Di malam harinya, Ki Binto bermimpi melihat sinar menyilaukan memancar keluar dari candi. Ia kemudian bersujud mencium lantai dan tidak terasa air matanya mengalir membasahi pipi. Air mata kecintaan kepada dewata.
Dari cahaya itu terdengar suara menggema, "Siapa kamu?"
"Tentu saja saya ini hambahmu, wahai Sang Dewata!"
"Apa yang kau bilang itu benar? Mana buktinya?"
Ki Binto langsung terjaga dari tidurnya. Malam itu ia tak sanggup lagi memejamkan mata. Sadar akan kesalahan fatal yang telah dilakukannya, ia pun bergegas membungkus makanan dan keluar menuju gubuk Cak Woto. Sesampai di tempat yang di tuju ternyata gubuk itu kosong. Ia terus mencari dengan menyusuri desa.
Akhirnya ia menemukan pemuda pincang itu di teras langgar. "Woto, aku sudah mencarimu ke mana-mana. Ini aku bawakan makanan buatmu!"
"Terima kasih Eyang Ndoro Sepuh, tapi saya sudah makan. Tadi diberi makanan sama Mbah Kucing!" jawab Woto santun.
"Baiklah, tapi terimalah makanan ini. Dan maafkan ucapanku tadi siang ya!"

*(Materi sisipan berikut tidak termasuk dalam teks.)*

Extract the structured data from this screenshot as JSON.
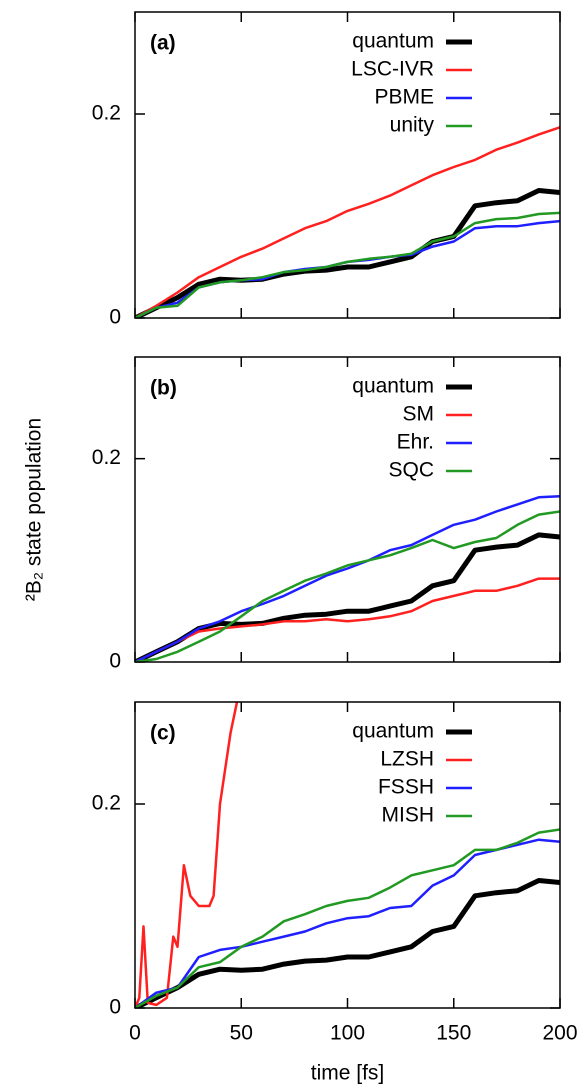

"Terima kasih! Berikan saja makanannya ke orang lain, karena saya sudah tidak ingin makan malam ini, Eyang Ndoro!"
Sesepuh desa itu terdiam sejenak. "Lalu sedang apa kamu di sini, ini bukan tempat ibadahmu?"
"Tadi sore saya menyatakan kepada Mbah Kucing bahwa saya ingin masuk Islam. Sekarang saya sudah muslim, Eyang Ndoro Sepuh! Tempat ini sekarang menjadi tempat ibadah saya!"